Roland said:
The above approachs do not handle OOM ('handle' in the meaning of
'remedy'). They pass the problem to the caller or exit the program.
The second approach would soon be refactored into a malloc_or_exit()
function.
Where did "remedy" creep into the picture? Both of the
above sketches acknowledge that the program is unable to
carry out some operation in the absence of sufficient memory,
but both "handle" the lack by taking a substitute action.
The first might be found in something like an interactive
editor, where the user gets a chance to say "Forty gig? Oh,
right, that's the original super-high-resolution file, not
the low-res image I actually intended to use." The second
does something that seems to have escaped your notice, to
wit, it calls save_snapshot() to preserve the valuable state
before pulling the plug. Neither strategy could be implemented
if malloc() just decided to blow up the program on its own whim.
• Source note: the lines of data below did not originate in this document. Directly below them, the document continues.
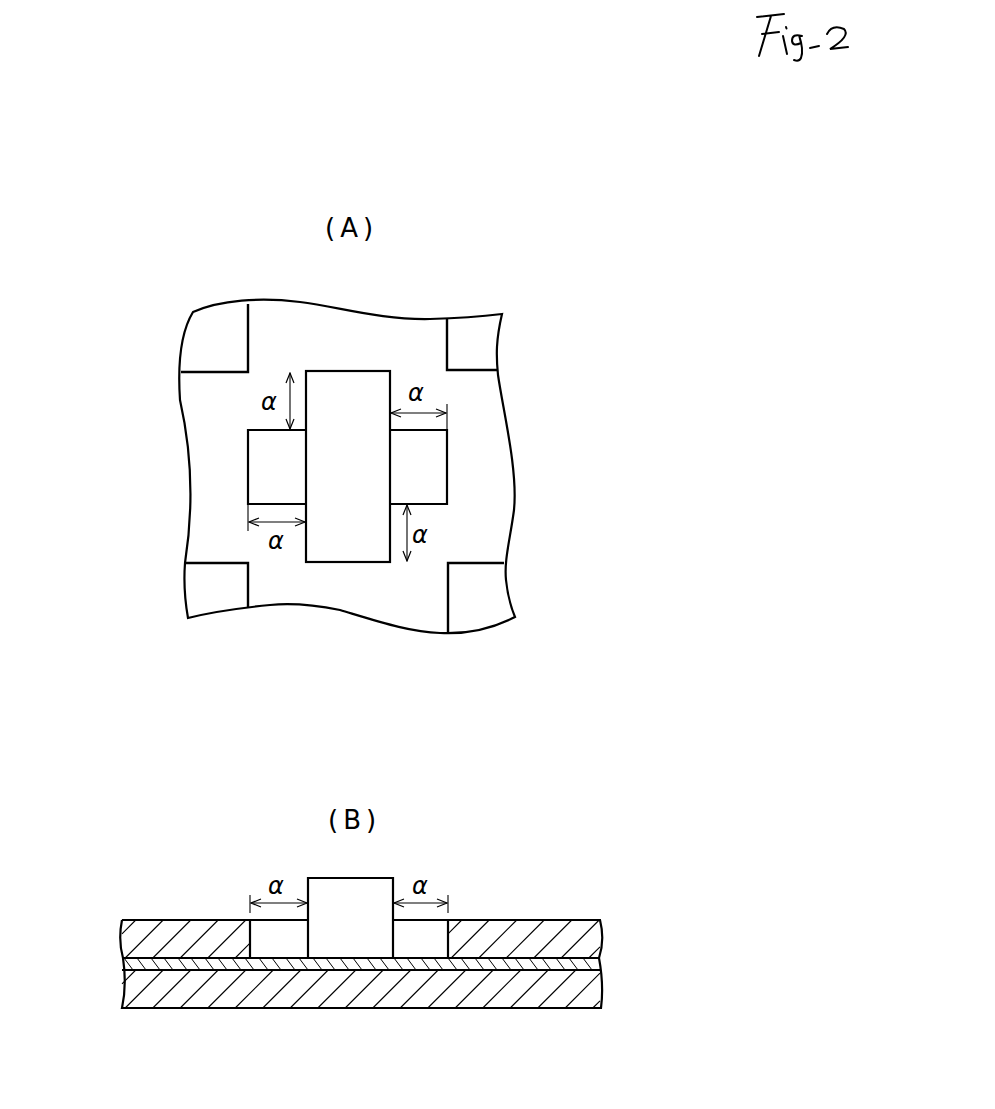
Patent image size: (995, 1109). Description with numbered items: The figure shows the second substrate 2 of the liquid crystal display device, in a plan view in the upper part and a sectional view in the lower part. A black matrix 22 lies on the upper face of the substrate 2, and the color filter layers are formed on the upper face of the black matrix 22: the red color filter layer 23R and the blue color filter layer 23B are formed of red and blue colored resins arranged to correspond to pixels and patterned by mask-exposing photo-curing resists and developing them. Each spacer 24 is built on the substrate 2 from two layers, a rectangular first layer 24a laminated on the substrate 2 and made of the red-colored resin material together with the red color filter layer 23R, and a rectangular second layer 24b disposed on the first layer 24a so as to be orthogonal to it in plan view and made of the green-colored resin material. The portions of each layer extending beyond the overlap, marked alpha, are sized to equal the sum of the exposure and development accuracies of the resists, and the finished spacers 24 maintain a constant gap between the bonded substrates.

The second substrate 2 is at (403, 620).
The black matrix 22 is at (603, 960).
The blue color filter layer 23B is at (220, 338).
The red color filter layer 23R is at (485, 589).
The spacer 24 is at (232, 480).
The first layer 24a is at (425, 468).
The second layer 24b is at (353, 396).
This actually is an attempt to cope with OOM. But, as demonstrated,
the possibilities are very limited. You cannot do much when the
primary source of your program is exhausted.
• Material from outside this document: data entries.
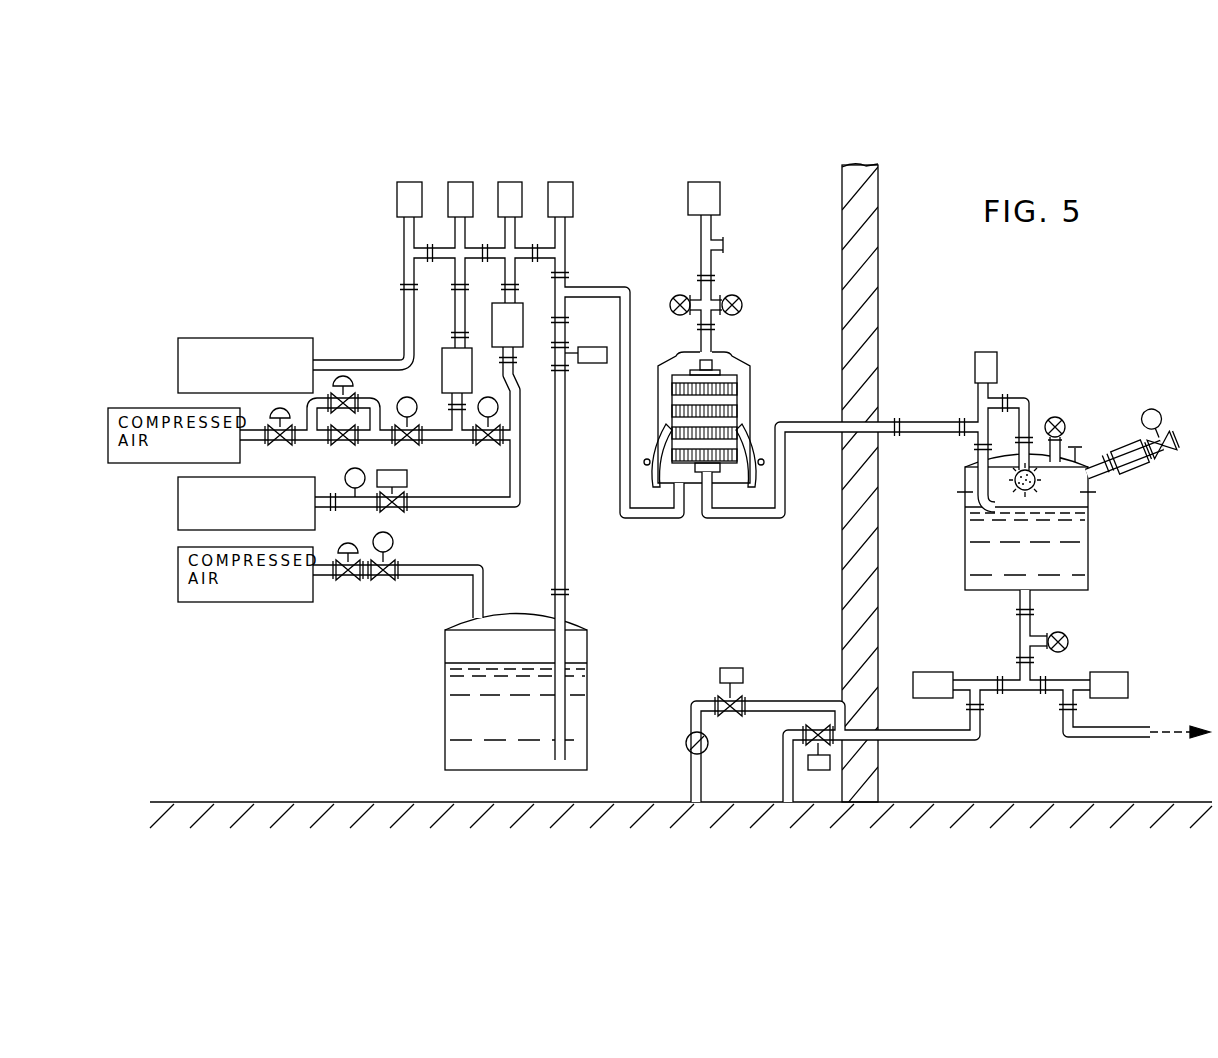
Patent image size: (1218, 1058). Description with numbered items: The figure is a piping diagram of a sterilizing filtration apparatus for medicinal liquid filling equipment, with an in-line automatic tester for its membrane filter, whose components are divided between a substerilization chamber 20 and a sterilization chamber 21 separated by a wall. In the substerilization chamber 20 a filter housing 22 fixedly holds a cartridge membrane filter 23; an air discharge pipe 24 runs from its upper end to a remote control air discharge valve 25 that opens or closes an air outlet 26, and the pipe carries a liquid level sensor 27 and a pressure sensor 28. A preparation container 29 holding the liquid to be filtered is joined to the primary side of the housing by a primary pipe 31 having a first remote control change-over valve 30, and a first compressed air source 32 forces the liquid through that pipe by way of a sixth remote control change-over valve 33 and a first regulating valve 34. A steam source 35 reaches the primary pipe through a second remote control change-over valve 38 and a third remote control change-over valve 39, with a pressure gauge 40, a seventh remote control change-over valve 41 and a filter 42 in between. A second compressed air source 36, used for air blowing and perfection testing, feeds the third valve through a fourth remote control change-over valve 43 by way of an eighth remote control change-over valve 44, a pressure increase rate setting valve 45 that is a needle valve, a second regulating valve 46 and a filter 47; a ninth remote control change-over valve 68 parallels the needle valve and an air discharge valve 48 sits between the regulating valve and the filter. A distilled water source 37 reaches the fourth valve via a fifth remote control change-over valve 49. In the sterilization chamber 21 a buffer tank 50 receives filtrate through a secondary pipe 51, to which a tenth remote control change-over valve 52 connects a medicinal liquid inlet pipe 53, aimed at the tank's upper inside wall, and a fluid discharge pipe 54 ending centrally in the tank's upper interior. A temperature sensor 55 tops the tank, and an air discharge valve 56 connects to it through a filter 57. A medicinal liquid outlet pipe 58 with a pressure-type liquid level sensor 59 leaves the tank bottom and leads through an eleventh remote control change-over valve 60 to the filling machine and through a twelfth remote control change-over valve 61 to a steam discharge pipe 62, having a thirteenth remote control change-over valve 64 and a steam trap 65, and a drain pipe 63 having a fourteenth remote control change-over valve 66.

The substerilization chamber 20 is at (712, 606).
The sterilization chamber 21 is at (1183, 592).
The filter housing 22 is at (752, 405).
The cartridge membrane filter 23 is at (730, 385).
The air discharge pipe 24 is at (698, 288).
The remote control air discharge valve 25 is at (698, 226).
The air outlet 26 is at (724, 245).
The liquid level sensor 27 is at (742, 305).
The pressure sensor 28 is at (672, 298).
The preparation container 29 is at (445, 726).
The first remote control change-over valve 30 is at (578, 363).
The primary pipe 31 is at (565, 450).
The first compressed air source 32 is at (178, 575).
The sixth remote control change-over valve 33 is at (350, 582).
The first regulating valve 34 is at (385, 578).
The steam source 35 is at (178, 508).
The second compressed air source 36 is at (128, 408).
The distilled water source 37 is at (178, 366).
The second remote control change-over valve 38 is at (565, 255).
The third remote control change-over valve 39 is at (514, 232).
The pressure gauge 40 is at (355, 490).
The seventh remote control change-over valve 41 is at (400, 510).
The filter 42 is at (523, 330).
The fourth remote control change-over valve 43 is at (453, 232).
The eighth remote control change-over valve 44 is at (285, 442).
The pressure increase rate setting valve 45 is at (340, 443).
The second regulating valve 46 is at (405, 443).
The filter 47 is at (442, 380).
The air discharge valve 48 is at (488, 443).
The fifth remote control change-over valve 49 is at (404, 252).
The buffer tank 50 is at (1090, 558).
The secondary pipe 51 is at (918, 430).
The tenth remote control change-over valve 52 is at (978, 393).
The medicinal liquid inlet pipe 53 is at (983, 476).
The fluid discharge pipe 54 is at (1027, 465).
The temperature sensor 55 is at (1058, 415).
The air discharge valve 56 is at (1165, 455).
The filter 57 is at (1125, 445).
The medicinal liquid outlet pipe 58 is at (1018, 622).
The liquid level sensor 59 is at (1069, 642).
The eleventh remote control change-over valve 60 is at (1073, 679).
The twelfth remote control change-over valve 61 is at (977, 678).
The steam discharge pipe 62 is at (697, 700).
The drain pipe 63 is at (782, 782).
The thirteenth remote control change-over valve 64 is at (733, 715).
The steam trap 65 is at (686, 743).
The fourteenth remote control change-over valve 66 is at (818, 722).
The ninth remote control change-over valve 68 is at (352, 399).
How much you can do depends on how much you have made
provision for. That in turn depends on your analysis of how
much memory the program requires for "last gasp" operations.
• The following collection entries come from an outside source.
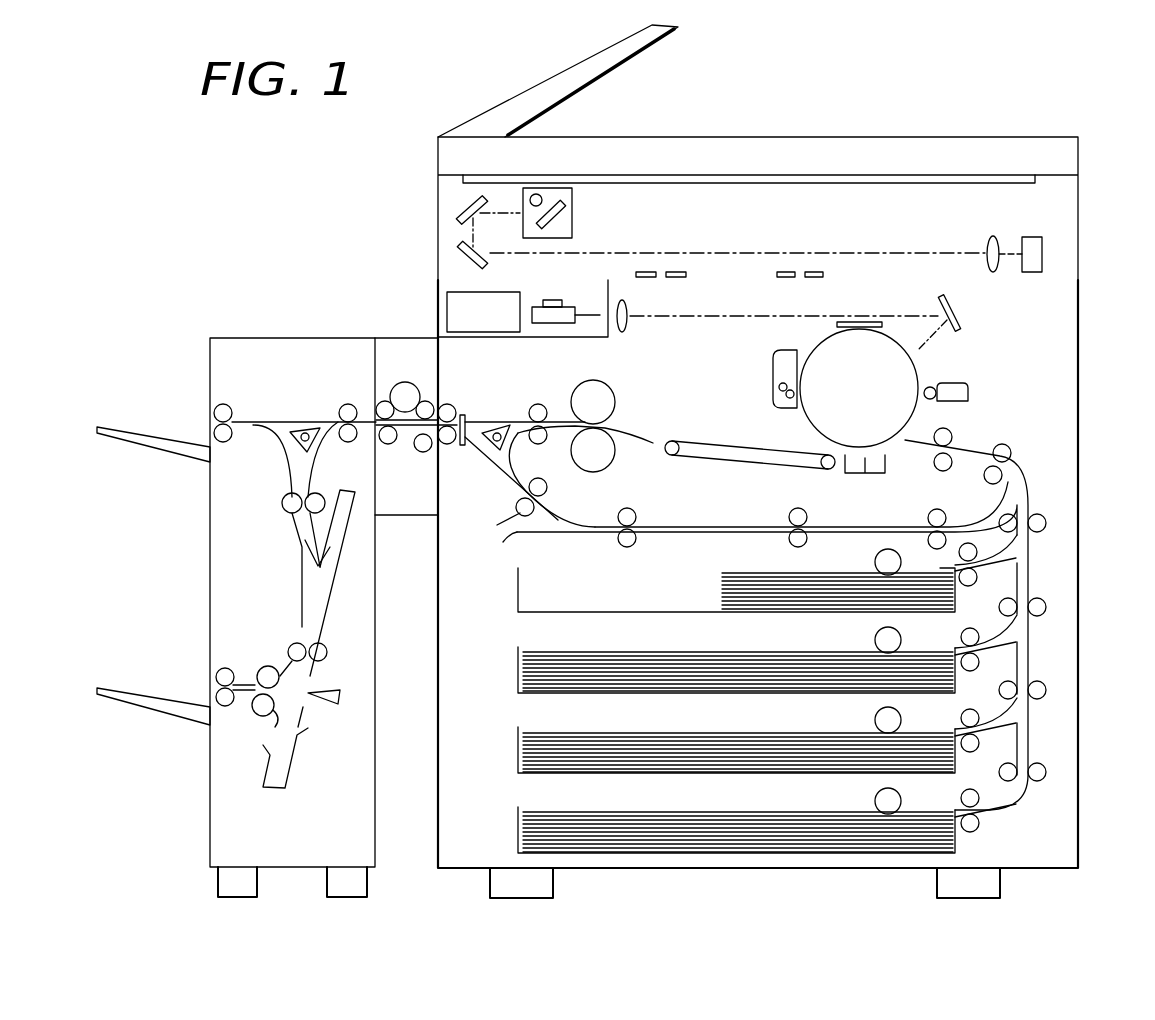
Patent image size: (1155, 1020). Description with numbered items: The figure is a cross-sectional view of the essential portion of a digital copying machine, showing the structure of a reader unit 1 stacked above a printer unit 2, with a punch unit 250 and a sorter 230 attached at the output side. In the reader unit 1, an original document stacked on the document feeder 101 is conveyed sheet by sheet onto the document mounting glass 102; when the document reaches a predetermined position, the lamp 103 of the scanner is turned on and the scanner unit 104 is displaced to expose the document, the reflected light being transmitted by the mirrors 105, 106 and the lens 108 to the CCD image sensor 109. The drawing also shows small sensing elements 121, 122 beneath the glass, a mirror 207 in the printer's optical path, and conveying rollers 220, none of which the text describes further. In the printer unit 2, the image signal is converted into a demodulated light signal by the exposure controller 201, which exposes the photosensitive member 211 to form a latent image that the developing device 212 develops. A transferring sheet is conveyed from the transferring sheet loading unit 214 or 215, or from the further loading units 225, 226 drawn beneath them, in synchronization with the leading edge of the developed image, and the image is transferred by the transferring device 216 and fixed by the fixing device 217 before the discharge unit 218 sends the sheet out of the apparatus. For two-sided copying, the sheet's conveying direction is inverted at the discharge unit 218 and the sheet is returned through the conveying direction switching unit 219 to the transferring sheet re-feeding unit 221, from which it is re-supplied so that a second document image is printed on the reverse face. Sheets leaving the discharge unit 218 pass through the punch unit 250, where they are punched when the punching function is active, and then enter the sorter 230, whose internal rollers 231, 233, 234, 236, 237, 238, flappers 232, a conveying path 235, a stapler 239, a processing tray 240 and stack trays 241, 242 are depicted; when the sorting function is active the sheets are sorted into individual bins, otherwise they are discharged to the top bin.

The reader unit 1 is at (1078, 222).
The printer unit 2 is at (1078, 547).
The document feeder 101 is at (548, 80).
The document mounting glass 102 is at (800, 175).
The lamp 103 is at (537, 192).
The scanner unit 104 is at (575, 197).
The mirror 105 is at (465, 205).
The mirror 106 is at (455, 255).
The lens 108 is at (993, 236).
The CCD image sensor 109 is at (1035, 236).
The sensor 121 is at (665, 272).
The sensor 122 is at (800, 272).
The exposure controller 201 is at (615, 297).
The mirror 207 is at (965, 306).
The photosensitive member 211 is at (808, 362).
The developing device 212 is at (960, 384).
The transferring sheet loading unit 214 is at (517, 593).
The transferring sheet loading unit 215 is at (517, 670).
The transferring device 216 is at (858, 475).
The fixing device 217 is at (612, 447).
The discharge unit 218 is at (482, 430).
The conveying direction switching unit 219 is at (453, 405).
The conveying rollers 220 is at (508, 425).
The transferring sheet re-feeding unit 221 is at (598, 525).
The sheet cassette 225 is at (517, 748).
The sheet cassette 226 is at (517, 830).
The sorter 230 is at (262, 338).
The inlet rollers 231 is at (345, 405).
The flapper 232 is at (298, 430).
The discharge rollers 233 is at (222, 405).
The conveying rollers 234 is at (292, 480).
The conveying path 235 is at (302, 547).
The conveying rollers 236 is at (325, 652).
The discharge rollers 237 is at (265, 665).
The discharge rollers 238 is at (222, 670).
The stapler 239 is at (335, 705).
The processing tray 240 is at (280, 790).
The stack tray 241 is at (158, 695).
The stack tray 242 is at (158, 432).
The punch unit 250 is at (402, 338).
At a PPOE this feature of the program received regular Q/A:
a whole bunch of state was loaded into memory, and then the
test harness induced artificial malloc failures; if the
program's emergency stash wasn't enough to sustain the last
gasp, a bug got filed.
I consider to use
void *xmalloc (size_t bytes) {
return getmem (bytes);
}
which, IMHO, elegently combines the best of all approaches posted so
far in this thread ;-)
In general I prefer: 'Repair what you can — but when you must fail,
fail noisily and as soon as possible'
(
http://www.catb.org/~esr/writings/taoup/html/ch01s06.html#id2878538)
"When you must fail" is not blanket advice to give up
the ghost at the first sign of adversity. You might also
note that all three of the sketches I provided made noise.